L'ONG la Voix des sans voix pour les droits de l'homme (VSV) a vivement critiqué, ce vendredi 14 novembre, le processus d'élection du bureau de l'Assemblée nationale, dénonçant des candidatures uniques qui "hypothèquent" selon elle la démocratie congolaise.

‎Élection sans concurrence du bureau de l'Assemblée nationale : la VSV dénonce une entrave à la démocratie
Vue de la Salle de congrès du Palais du peuple

Dans un communiqué de presse, l'ONG exprime ses regrets concernant l'élection d'Aimé Boji à la tête de l'Assemblée nationale et de Clotilde Mutita au poste de rapporteur adjoint.
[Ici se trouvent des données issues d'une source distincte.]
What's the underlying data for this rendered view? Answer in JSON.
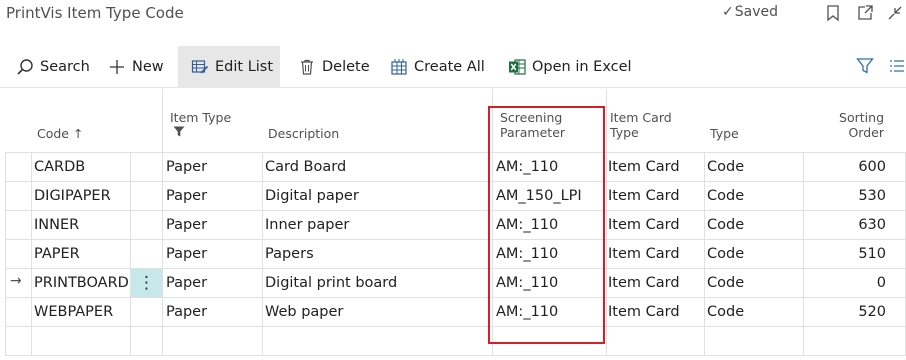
{
  "page": {
    "title": "PrintVis Item Type Code",
    "saved_label": "Saved",
    "icons": [
      "bookmark-icon",
      "open-new-window-icon",
      "collapse-icon"
    ]
  },
  "actions": {
    "search": "Search",
    "new": "New",
    "edit_list": "Edit List",
    "delete": "Delete",
    "create_all": "Create All",
    "open_excel": "Open in Excel"
  },
  "columns": {
    "code": "Code",
    "sort_indicator": "↑",
    "item_type": "Item Type",
    "description": "Description",
    "screening_line1": "Screening",
    "screening_line2": "Parameter",
    "item_card_line1": "Item Card",
    "item_card_line2": "Type",
    "type": "Type",
    "sorting_line1": "Sorting",
    "sorting_line2": "Order"
  },
  "rows": [
    {
      "code": "CARDB",
      "item_type": "Paper",
      "description": "Card Board",
      "screening": "AM:_110",
      "item_card_type": "Item Card",
      "type": "Code",
      "sorting_order": "600"
    },
    {
      "code": "DIGIPAPER",
      "item_type": "Paper",
      "description": "Digital paper",
      "screening": "AM_150_LPI",
      "item_card_type": "Item Card",
      "type": "Code",
      "sorting_order": "530"
    },
    {
      "code": "INNER",
      "item_type": "Paper",
      "description": "Inner paper",
      "screening": "AM:_110",
      "item_card_type": "Item Card",
      "type": "Code",
      "sorting_order": "630"
    },
    {
      "code": "PAPER",
      "item_type": "Paper",
      "description": "Papers",
      "screening": "AM:_110",
      "item_card_type": "Item Card",
      "type": "Code",
      "sorting_order": "510"
    },
    {
      "code": "PRINTBOARD",
      "item_type": "Paper",
      "description": "Digital print board",
      "screening": "AM:_110",
      "item_card_type": "Item Card",
      "type": "Code",
      "sorting_order": "0"
    },
    {
      "code": "WEBPAPER",
      "item_type": "Paper",
      "description": "Web paper",
      "screening": "AM:_110",
      "item_card_type": "Item Card",
      "type": "Code",
      "sorting_order": "520"
    }
  ],
  "selected_row_marker": "→",
  "row_menu_glyph": "⋮",
  "colors": {
    "highlight": "#d21f2a",
    "selected_cell": "#c7e8ea",
    "toolbar_active": "#e7e7e7",
    "accent": "#0078d4"
  }
}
Pour la VSV, ce processus n'a pas respecté le principe essentiel de la compétitivité électorale.

‎"La VSV exprime ses regrets et dénonce  l’élimination sans raison valable, de plusieurs candidatures des personnes qui auraient  voulu postuler au poste de Président de l’Assemblée nationale en interne au sein de l’Union Sacrée et à celui de rapporteur adjoint qui revient à l’opposition, pour n’en retenir qu’une seule pour ce dernier poste par la Commission mise en place, ce qui constitue ni plus ni moins, une entrave grave au développement de la démocratie en RDC", peut-on lire dans le document.

‎La VSV estime qu'imposer une candidature unique ne contribue pas au développement démocratique et à la construction d'un État de droit.
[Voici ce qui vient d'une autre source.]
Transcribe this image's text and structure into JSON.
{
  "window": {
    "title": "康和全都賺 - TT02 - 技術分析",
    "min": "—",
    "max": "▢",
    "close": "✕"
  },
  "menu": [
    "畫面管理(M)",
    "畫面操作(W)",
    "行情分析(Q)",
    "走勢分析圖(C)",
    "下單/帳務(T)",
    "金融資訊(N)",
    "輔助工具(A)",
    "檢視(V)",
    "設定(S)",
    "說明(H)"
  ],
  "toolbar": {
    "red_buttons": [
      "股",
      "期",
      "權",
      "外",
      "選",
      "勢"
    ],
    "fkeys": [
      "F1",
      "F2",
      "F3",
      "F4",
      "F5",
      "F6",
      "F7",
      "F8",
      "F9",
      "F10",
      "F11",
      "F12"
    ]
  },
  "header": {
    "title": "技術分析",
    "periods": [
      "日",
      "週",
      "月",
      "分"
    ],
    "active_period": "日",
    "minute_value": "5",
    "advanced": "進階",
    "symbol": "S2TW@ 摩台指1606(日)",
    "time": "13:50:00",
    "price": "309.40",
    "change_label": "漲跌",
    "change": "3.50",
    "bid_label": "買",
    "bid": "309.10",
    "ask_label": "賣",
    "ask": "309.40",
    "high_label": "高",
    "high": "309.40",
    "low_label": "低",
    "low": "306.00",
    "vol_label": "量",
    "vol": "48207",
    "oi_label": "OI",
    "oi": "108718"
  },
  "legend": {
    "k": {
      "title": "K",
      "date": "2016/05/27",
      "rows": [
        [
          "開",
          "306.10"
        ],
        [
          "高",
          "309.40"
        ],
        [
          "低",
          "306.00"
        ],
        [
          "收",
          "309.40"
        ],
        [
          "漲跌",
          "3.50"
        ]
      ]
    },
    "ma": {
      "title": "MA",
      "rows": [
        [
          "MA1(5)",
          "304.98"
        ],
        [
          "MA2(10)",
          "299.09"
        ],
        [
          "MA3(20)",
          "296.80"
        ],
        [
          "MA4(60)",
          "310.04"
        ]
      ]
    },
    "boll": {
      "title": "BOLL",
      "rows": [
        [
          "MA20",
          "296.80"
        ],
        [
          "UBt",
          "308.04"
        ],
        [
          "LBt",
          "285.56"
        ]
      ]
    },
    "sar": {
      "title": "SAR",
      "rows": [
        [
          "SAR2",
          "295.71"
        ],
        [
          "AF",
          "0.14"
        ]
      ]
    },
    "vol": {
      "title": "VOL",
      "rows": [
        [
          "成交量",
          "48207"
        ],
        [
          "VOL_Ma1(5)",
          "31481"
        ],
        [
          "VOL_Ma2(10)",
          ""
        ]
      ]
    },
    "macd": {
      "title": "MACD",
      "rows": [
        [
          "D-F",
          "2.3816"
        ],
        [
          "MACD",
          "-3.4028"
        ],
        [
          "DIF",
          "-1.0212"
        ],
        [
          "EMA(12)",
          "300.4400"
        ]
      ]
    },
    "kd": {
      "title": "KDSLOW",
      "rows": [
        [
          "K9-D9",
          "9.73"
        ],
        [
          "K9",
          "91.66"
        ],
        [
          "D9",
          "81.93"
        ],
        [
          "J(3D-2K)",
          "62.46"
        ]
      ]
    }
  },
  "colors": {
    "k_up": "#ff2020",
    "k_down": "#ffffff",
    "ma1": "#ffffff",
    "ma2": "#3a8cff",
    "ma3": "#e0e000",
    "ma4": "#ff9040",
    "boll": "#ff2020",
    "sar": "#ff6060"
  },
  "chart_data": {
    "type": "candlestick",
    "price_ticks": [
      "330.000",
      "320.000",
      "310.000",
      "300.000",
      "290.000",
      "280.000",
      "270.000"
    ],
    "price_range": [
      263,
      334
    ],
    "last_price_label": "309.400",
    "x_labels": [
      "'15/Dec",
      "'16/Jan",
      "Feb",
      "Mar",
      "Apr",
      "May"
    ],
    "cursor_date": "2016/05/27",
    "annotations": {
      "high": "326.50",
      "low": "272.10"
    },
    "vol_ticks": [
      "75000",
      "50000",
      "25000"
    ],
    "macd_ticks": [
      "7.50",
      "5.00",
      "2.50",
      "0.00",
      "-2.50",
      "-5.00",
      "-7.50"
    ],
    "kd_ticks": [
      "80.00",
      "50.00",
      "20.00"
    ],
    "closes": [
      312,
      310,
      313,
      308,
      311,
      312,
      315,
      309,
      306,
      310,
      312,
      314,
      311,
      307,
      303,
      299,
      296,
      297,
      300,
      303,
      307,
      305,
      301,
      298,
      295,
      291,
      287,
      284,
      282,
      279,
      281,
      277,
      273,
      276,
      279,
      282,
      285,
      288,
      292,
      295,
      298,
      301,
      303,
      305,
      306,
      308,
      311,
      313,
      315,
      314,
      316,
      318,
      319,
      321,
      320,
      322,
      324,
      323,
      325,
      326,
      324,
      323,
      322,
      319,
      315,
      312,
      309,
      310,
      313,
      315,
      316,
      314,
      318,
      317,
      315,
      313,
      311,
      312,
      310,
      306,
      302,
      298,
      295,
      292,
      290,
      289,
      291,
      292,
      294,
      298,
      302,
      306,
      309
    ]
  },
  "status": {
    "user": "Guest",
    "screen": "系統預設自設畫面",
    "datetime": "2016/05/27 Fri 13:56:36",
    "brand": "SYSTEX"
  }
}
‎Elle en appelle donc invite ainsi la classe politique, toutes tendances confondues, à ne pas hypothéquer la démocratie en optant pour des candidatures uniques aux postes électifs à tous les niveaux de responsabilités.
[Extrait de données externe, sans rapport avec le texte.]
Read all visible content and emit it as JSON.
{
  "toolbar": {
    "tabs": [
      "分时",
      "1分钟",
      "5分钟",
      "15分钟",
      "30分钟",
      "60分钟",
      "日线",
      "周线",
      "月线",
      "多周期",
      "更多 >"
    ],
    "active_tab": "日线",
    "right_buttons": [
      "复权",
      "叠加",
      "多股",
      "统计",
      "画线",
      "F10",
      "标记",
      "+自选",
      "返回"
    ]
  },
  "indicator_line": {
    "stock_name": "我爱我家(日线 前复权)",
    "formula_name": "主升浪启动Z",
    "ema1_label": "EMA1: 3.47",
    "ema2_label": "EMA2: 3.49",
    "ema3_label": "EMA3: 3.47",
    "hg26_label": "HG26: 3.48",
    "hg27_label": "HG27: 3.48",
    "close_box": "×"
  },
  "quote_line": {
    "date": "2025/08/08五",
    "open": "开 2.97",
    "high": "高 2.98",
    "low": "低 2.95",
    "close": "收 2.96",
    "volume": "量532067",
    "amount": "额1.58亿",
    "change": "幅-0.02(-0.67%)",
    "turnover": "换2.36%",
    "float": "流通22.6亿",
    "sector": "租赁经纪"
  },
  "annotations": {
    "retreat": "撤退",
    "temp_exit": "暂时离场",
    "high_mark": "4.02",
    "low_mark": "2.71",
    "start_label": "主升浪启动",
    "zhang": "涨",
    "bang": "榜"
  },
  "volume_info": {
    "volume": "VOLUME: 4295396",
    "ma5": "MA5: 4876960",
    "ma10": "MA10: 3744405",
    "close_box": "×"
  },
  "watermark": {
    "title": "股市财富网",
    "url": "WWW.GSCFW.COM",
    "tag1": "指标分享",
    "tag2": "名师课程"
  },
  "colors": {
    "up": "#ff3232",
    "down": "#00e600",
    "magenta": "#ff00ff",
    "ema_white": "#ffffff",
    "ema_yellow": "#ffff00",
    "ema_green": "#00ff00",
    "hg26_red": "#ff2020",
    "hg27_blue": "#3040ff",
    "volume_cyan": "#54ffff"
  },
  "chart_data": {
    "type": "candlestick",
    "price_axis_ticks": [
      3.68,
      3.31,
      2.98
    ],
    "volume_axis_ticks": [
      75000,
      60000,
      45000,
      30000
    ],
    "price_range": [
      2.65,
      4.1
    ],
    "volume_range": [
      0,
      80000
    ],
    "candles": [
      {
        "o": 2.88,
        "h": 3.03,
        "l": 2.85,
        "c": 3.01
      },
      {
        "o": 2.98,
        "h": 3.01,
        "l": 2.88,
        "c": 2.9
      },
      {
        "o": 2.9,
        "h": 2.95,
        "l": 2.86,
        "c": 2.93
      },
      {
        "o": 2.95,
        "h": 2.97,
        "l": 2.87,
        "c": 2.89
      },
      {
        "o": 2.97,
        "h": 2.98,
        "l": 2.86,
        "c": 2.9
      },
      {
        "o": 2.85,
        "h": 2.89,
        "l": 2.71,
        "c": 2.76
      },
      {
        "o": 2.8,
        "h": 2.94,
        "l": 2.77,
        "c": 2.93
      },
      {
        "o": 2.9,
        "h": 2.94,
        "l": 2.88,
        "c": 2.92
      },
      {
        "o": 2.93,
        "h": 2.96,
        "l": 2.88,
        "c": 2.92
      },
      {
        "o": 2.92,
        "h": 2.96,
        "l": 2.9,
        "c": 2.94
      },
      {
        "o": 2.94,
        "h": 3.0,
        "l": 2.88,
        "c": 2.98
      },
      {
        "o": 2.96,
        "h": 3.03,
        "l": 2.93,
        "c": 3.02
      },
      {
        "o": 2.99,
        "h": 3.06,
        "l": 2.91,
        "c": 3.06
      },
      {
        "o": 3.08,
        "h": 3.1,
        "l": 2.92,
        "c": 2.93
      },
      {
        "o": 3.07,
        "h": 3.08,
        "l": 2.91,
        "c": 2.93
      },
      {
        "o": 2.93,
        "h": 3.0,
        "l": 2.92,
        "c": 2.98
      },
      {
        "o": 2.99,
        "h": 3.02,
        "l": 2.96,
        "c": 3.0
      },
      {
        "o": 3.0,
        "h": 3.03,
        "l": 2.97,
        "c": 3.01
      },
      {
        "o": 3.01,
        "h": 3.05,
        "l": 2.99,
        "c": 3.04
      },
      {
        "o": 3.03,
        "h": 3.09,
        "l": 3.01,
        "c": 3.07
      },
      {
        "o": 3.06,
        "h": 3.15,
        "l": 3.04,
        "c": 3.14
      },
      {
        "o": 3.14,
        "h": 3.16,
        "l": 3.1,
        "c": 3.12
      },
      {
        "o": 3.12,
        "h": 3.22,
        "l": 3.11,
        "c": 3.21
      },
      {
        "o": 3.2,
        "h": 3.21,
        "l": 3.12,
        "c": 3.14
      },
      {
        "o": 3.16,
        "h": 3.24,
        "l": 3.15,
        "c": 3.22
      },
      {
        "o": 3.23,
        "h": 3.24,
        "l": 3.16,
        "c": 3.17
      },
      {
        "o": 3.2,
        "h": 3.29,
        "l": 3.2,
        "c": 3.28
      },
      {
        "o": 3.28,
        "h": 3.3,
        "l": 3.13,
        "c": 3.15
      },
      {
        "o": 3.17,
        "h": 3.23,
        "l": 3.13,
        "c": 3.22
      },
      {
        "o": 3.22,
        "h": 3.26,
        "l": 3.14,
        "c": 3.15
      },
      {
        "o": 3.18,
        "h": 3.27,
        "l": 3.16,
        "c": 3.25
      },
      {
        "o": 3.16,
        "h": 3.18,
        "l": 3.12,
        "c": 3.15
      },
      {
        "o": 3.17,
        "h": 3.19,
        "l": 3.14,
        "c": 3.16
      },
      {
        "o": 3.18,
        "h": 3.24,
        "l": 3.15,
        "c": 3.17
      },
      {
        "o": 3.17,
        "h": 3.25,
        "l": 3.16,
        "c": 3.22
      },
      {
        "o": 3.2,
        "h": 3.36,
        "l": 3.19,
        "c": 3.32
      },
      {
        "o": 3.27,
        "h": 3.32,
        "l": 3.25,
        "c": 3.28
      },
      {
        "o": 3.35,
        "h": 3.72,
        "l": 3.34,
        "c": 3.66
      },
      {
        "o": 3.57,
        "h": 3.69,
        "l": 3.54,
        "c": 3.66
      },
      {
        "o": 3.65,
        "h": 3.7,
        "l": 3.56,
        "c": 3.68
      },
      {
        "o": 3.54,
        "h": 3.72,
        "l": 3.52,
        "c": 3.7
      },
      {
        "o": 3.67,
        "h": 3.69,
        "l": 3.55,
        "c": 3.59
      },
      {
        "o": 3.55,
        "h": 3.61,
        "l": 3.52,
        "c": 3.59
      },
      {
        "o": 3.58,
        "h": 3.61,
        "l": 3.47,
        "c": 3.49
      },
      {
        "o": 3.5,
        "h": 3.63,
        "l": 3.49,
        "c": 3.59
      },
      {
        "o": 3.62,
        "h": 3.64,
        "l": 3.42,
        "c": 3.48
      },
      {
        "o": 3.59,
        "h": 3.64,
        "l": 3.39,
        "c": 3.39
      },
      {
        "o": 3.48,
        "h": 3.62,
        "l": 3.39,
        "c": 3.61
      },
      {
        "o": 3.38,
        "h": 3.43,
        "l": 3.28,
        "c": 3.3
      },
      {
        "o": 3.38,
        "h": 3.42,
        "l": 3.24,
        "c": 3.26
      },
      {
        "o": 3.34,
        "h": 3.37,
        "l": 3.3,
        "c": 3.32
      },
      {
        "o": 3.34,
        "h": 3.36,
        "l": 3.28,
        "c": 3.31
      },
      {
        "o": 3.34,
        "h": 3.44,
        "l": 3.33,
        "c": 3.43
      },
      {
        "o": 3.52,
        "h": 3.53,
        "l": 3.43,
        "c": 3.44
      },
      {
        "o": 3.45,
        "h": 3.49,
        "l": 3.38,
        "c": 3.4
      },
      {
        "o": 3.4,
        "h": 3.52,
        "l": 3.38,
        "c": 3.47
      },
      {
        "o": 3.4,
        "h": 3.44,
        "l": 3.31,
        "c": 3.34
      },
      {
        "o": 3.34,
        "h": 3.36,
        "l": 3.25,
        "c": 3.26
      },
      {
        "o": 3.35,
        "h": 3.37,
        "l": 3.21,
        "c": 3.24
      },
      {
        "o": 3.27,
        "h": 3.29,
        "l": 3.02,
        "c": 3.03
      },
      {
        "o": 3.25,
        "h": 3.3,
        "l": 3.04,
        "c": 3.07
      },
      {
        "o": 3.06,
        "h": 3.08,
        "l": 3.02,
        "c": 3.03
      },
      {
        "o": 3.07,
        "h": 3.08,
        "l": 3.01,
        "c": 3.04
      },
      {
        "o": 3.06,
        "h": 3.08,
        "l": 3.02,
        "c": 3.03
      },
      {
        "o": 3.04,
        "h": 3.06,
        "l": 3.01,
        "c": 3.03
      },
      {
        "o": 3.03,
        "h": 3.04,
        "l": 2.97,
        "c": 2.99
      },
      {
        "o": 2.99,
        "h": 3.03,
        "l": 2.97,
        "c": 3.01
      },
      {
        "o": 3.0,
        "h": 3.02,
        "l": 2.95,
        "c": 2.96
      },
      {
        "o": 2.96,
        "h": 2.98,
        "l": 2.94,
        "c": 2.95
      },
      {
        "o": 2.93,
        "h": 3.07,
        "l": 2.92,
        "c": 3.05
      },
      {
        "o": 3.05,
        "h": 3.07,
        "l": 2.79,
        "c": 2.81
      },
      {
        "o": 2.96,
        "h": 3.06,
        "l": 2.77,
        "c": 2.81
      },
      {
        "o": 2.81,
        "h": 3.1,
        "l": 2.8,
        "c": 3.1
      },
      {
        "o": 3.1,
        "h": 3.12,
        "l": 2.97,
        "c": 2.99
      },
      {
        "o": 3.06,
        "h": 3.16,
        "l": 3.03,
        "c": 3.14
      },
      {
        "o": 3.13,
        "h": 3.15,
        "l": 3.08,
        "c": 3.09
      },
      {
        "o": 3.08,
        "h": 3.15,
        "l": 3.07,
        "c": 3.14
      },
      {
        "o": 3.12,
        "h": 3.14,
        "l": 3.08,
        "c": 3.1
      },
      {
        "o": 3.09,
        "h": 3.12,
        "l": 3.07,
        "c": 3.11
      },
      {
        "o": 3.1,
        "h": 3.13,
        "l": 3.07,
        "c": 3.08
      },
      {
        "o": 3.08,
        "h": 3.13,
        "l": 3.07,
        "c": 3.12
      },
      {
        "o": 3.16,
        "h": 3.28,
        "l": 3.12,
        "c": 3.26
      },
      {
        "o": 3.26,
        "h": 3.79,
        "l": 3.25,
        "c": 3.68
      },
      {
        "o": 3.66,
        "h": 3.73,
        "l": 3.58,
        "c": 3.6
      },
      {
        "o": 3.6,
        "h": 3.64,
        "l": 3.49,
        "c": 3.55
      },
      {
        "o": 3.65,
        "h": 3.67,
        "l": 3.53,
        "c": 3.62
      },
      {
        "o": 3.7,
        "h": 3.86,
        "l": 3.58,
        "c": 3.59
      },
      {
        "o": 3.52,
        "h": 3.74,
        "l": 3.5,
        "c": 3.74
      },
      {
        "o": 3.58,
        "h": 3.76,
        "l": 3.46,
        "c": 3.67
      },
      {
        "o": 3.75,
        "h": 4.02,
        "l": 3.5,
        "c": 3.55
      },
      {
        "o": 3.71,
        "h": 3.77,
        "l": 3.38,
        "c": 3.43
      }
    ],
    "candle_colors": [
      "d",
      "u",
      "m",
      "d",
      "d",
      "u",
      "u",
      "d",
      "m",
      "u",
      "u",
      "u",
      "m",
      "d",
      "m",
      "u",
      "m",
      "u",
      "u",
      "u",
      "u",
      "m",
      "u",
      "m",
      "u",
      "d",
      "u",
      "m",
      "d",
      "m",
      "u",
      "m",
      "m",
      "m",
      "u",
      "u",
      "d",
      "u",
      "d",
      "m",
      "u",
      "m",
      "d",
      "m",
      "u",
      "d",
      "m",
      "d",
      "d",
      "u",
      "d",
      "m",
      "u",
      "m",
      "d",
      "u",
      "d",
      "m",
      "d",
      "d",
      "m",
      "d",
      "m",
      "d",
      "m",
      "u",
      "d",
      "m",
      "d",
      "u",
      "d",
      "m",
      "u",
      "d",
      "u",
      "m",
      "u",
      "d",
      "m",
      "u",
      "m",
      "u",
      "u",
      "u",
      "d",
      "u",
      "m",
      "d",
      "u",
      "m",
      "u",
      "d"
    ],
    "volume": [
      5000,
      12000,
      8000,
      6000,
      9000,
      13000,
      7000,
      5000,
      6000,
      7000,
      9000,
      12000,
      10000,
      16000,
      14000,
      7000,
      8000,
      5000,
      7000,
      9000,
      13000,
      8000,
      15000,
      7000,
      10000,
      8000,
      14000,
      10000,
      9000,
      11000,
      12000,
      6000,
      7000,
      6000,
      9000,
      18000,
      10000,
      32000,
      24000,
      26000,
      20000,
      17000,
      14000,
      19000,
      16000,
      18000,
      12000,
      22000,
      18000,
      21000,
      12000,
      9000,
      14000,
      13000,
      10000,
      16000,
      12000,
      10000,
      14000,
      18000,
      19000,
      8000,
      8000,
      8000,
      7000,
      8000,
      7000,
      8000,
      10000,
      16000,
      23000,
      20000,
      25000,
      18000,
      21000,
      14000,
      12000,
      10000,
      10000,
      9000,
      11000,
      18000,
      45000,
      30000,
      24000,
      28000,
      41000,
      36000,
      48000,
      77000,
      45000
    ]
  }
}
‎"L’Assemblée nationale, en tant que temple de la démocratie doit être exemplaire en matière de compétition électorale pour inspirer les autres Institutions à faire de même. Elle devrait prêcher par l’exemple en privilégiant la compétition via l’autorisation du dépôt de plusieurs candidatures en lieu et place du choix d’une candidature unique parfois imposée, ce qui risquerait de mettre à mal la démocratie en République Démocratique du Congo", affirme l'organisation.